Vin comes home from school and falls for a local girl named Carol (Teresa Wright of Best Years of Our Lives and Shadow of a Doubt), but she’s the daughter of the rich and stuffy Lady Beldon (Dame May Whitty of Suspicion and The Lady Vanishes – Hitchcock runs in the family). A poor local man (angel Clarence from It’s a Wonderful Life) has grown a beautiful new rose and named it the Mrs. Miniver – and he dares to enter it in the flower competition against Lady Beldon, even though she wins the rose prize every year (yes, this whole segment was lifted by Downton Abbey). Surely all this drama is of utmost importance and the just-announced war with Germany can’t compete.

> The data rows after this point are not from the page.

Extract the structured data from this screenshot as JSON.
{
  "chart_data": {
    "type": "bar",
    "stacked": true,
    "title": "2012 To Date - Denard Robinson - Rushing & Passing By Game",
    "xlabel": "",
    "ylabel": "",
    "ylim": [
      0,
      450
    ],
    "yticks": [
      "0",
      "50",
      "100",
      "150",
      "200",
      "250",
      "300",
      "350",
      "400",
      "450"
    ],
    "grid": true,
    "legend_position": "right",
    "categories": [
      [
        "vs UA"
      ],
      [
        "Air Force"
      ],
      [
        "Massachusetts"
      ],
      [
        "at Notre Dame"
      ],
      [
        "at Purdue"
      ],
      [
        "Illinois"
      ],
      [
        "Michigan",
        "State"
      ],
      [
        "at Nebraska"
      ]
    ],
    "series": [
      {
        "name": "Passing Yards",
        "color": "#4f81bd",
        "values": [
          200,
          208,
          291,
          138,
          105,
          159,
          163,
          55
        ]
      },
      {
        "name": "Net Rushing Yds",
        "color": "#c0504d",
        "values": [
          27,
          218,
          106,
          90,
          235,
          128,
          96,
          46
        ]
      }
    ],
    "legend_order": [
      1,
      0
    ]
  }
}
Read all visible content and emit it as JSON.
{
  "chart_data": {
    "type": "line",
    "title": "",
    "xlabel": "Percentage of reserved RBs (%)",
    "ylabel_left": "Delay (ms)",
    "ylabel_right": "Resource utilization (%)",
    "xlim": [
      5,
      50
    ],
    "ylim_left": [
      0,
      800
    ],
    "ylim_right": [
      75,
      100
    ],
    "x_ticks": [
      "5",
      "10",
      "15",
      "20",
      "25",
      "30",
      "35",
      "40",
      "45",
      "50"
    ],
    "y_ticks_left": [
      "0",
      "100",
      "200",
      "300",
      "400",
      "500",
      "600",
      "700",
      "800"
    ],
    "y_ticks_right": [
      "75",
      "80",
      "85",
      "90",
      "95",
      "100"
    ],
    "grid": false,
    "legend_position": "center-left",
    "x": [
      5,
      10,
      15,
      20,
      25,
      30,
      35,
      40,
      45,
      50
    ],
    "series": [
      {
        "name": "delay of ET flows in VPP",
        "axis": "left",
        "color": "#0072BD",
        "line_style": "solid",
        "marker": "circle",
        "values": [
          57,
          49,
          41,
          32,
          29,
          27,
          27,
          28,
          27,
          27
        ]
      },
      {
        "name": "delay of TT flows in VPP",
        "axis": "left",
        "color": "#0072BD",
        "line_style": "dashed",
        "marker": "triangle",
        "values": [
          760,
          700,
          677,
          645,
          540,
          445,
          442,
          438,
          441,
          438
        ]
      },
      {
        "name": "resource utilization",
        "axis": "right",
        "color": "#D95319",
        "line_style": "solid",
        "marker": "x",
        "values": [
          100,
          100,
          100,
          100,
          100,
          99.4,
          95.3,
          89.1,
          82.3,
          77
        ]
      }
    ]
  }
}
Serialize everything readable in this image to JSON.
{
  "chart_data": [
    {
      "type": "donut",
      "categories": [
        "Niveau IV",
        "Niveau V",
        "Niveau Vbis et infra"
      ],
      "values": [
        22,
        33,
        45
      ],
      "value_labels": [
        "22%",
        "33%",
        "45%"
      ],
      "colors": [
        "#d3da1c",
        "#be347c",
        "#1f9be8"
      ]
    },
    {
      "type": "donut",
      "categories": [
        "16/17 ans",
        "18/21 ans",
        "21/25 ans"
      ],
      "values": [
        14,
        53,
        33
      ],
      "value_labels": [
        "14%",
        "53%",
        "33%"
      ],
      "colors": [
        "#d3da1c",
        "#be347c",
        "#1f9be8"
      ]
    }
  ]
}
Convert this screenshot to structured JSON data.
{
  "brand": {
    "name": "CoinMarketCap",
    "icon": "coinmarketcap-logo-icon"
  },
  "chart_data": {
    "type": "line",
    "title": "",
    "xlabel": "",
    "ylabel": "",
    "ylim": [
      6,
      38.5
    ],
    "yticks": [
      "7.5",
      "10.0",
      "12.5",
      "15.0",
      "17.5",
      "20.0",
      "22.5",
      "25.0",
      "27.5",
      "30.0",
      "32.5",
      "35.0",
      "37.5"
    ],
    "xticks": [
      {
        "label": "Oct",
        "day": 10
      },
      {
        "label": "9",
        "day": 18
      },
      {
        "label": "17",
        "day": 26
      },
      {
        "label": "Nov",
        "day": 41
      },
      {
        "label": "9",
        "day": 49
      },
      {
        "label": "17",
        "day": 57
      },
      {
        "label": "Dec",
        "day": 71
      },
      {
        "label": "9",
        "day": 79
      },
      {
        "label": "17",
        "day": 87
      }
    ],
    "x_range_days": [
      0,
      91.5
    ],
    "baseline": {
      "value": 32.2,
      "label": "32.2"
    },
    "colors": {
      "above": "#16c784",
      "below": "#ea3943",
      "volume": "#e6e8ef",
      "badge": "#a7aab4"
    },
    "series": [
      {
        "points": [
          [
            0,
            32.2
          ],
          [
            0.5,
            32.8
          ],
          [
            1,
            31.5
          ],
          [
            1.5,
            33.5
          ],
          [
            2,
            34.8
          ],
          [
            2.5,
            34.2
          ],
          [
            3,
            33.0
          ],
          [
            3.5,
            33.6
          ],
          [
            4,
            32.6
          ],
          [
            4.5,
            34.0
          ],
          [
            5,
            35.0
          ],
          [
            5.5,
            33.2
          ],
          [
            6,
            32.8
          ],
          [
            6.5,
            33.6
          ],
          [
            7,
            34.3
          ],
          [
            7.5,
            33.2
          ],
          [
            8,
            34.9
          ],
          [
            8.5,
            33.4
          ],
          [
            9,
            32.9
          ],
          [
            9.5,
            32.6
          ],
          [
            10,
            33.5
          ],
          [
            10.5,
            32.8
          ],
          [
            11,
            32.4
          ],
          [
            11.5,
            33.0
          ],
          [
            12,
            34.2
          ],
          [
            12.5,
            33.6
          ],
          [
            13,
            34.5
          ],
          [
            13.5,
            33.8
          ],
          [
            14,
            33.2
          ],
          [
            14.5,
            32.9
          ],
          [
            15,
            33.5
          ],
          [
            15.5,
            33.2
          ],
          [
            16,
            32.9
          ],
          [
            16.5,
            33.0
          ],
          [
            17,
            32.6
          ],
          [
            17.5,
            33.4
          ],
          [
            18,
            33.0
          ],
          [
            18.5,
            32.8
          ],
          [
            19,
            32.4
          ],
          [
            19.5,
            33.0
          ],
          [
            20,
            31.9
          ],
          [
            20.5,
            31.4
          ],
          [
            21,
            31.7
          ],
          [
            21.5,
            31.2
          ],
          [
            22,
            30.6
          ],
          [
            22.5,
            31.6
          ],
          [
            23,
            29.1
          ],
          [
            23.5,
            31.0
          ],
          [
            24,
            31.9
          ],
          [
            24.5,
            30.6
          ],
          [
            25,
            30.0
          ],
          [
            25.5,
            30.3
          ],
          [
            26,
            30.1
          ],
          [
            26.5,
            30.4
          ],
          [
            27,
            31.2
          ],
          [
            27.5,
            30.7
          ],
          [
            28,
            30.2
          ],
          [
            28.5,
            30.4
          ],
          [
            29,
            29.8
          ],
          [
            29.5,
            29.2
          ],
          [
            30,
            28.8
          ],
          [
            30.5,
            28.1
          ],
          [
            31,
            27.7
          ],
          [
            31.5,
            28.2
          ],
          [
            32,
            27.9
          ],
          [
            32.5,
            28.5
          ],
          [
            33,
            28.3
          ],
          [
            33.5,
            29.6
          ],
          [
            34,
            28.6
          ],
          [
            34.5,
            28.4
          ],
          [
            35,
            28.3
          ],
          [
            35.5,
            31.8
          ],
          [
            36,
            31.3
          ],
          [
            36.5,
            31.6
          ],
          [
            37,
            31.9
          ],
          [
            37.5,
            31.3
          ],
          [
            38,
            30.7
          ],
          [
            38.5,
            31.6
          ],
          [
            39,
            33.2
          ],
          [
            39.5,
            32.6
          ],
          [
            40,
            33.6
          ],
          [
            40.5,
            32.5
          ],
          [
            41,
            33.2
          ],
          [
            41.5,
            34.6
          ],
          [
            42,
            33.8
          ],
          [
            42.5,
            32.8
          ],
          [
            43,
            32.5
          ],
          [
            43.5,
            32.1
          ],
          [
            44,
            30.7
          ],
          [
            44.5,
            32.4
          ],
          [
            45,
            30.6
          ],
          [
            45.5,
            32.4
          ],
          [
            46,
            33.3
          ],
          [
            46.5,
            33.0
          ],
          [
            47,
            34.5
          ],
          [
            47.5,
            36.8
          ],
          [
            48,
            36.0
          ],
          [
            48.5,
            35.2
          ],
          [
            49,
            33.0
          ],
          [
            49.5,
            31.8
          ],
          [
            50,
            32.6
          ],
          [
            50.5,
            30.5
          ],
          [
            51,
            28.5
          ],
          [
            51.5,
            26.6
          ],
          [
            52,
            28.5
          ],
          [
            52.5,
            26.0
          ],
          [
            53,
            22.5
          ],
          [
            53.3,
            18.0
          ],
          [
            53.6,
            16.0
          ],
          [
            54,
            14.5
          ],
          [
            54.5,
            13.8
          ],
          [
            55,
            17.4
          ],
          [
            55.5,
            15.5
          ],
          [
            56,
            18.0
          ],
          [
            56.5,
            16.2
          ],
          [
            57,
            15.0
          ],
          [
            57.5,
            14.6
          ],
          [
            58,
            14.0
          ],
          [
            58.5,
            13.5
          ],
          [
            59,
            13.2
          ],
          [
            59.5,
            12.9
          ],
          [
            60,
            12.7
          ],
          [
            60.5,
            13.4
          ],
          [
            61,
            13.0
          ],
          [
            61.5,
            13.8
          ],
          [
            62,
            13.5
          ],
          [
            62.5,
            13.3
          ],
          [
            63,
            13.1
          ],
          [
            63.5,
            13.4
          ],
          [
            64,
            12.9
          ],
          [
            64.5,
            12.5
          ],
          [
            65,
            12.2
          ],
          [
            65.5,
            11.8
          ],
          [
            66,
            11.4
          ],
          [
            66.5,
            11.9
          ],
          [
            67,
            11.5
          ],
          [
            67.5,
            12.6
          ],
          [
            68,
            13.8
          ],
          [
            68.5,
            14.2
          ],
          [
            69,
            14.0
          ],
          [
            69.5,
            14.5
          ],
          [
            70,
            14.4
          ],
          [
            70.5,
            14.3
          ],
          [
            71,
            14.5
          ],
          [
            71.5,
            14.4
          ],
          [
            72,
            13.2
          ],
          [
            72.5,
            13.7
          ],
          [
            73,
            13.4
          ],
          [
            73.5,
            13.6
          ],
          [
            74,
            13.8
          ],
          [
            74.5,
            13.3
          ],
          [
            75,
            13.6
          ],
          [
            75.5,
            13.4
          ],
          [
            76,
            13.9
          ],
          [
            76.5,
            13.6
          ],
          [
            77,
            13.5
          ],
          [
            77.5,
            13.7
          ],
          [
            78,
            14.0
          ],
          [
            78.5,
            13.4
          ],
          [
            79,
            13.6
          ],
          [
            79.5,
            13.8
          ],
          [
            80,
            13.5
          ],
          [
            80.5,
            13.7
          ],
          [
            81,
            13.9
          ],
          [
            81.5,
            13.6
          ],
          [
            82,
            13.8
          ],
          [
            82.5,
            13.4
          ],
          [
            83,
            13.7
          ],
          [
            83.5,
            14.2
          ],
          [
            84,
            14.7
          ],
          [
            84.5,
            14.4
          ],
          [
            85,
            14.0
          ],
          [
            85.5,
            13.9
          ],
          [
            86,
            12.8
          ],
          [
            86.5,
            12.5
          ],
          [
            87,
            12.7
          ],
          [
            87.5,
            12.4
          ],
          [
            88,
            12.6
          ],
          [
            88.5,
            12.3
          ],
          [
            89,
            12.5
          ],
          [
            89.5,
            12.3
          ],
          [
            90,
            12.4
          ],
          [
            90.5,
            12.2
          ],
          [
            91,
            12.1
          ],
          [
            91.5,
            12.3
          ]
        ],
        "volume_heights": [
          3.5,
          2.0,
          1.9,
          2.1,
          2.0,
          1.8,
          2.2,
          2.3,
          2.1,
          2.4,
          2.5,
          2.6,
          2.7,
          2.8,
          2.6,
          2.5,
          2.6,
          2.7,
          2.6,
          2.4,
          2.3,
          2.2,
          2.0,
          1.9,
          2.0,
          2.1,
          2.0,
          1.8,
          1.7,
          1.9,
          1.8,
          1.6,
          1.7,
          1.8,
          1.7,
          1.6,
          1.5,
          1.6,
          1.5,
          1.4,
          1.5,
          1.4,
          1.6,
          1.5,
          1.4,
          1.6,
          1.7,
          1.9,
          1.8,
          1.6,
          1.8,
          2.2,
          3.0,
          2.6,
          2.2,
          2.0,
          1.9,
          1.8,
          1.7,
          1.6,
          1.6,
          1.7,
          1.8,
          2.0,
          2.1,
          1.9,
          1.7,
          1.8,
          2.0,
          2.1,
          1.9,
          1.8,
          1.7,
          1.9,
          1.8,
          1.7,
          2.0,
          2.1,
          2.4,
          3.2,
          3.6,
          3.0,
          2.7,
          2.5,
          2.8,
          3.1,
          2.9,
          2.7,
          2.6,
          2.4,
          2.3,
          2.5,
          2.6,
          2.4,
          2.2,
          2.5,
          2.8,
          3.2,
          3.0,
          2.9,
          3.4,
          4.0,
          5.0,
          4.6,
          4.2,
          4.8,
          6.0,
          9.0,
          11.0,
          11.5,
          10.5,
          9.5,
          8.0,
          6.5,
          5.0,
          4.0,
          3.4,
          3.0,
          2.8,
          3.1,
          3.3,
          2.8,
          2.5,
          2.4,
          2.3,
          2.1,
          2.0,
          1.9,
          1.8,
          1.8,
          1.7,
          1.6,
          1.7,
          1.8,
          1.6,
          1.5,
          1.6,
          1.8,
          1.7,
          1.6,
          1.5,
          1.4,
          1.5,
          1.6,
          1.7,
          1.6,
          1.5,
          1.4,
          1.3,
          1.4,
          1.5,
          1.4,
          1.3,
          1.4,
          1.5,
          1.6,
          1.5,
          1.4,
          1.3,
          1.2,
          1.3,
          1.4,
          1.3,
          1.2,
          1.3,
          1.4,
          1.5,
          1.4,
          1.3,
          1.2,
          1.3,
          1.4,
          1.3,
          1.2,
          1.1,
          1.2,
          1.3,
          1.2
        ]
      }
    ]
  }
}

But the war proves to be a bigger bother than anyone anticipated. Vin joins the RAF. Beldon relents and lets the lovebirds marry. Clarence “wins” the rose prize then is killed offscreen. And everyone expects Vin to die in combat but instead his young bride is killed by a strafing nazi plane while she’s out driving with Mrs. Miniver.
A justly-acclaimed propaganda film, made to get the U.S. to join Britain in the war. The film was praised by Winston Churchill, and its closing speech (given by vicar Henry Wilcoxon in his half-wrecked, roofless church) was printed up and dropped all over Europe. Wyler enlisted straight after the film was done, found war to be more dispiriting than he’d envisioned, and made The Best Years of Our Lives as a post-war companion/corrective piece when he got back. Miniver‘s reputation lived on, so the studio made a sequel in 1950 with the same cast minus Vin (so maybe he was killed after all).